Note that the specimens should be sent for inspection immediately after collection.


(6) Observe the changes of the condition closely and measure the vital signs every 4 hours, accurately record the amount of entry and exit, and indicate the frequency, volume and traits of the stool.


2. Treatment and nursing of infusion

Principles of infusion therapy: early, rapid and appropriate amount, salt first, sugar first, then fast first, slow acid, calcium correction, see urine potassium supplement.


3. Symptomatic treatment and nursing

(1) Frequent vomiting can be given to atropine.

(2) For severe diarrhea, adrenal cortex hormones can be used as appropriate.

(3) Muscle spasm can be intravenously infused with 10% calcium gluconate, hot compress, massage.

(4) After a large number of fluids to correct acidosis in peripheral circulatory failure, blood pressure still does not rise, you can use alamin or dopamine drugs.

(5) People with uremia should strictly control the body intake, prohibit protein diet, strengthen oral and skin care, and use dialysis therapy if necessary.
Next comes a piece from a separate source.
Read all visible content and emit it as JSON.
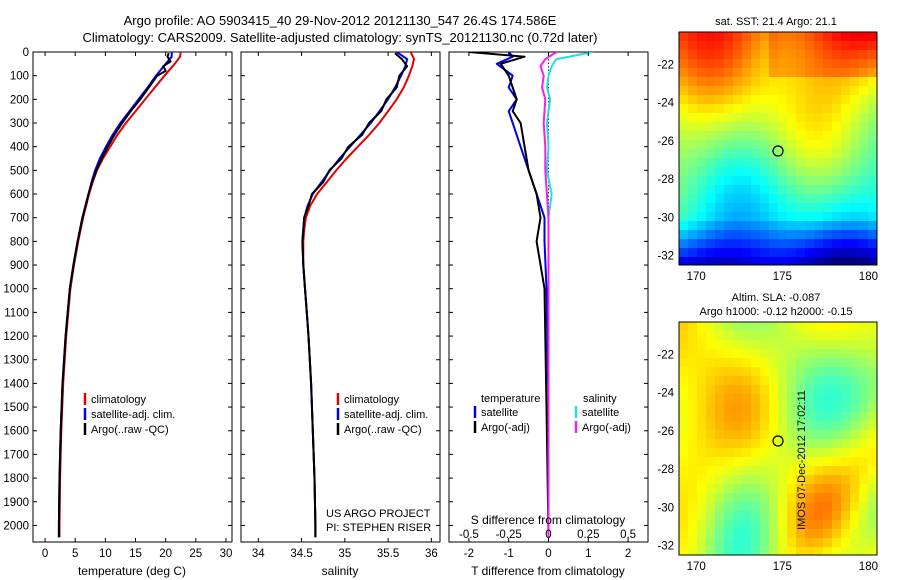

4. Cause treatment and nursing

Tetracycline can shorten the course of treatment to reduce diarrhea and shorten the time of fecal detoxification and reduce the phenomenon of bacteria. It can be intravenously infused until the condition improves.

It can also be treated with doxycycline, co-trimoxazole, pipemidic acid and other drugs.

5. Matters needing attention

Common complications of this disease include acidosis, uremia, heart failure, pulmonary edema, and hypokalemia syndrome.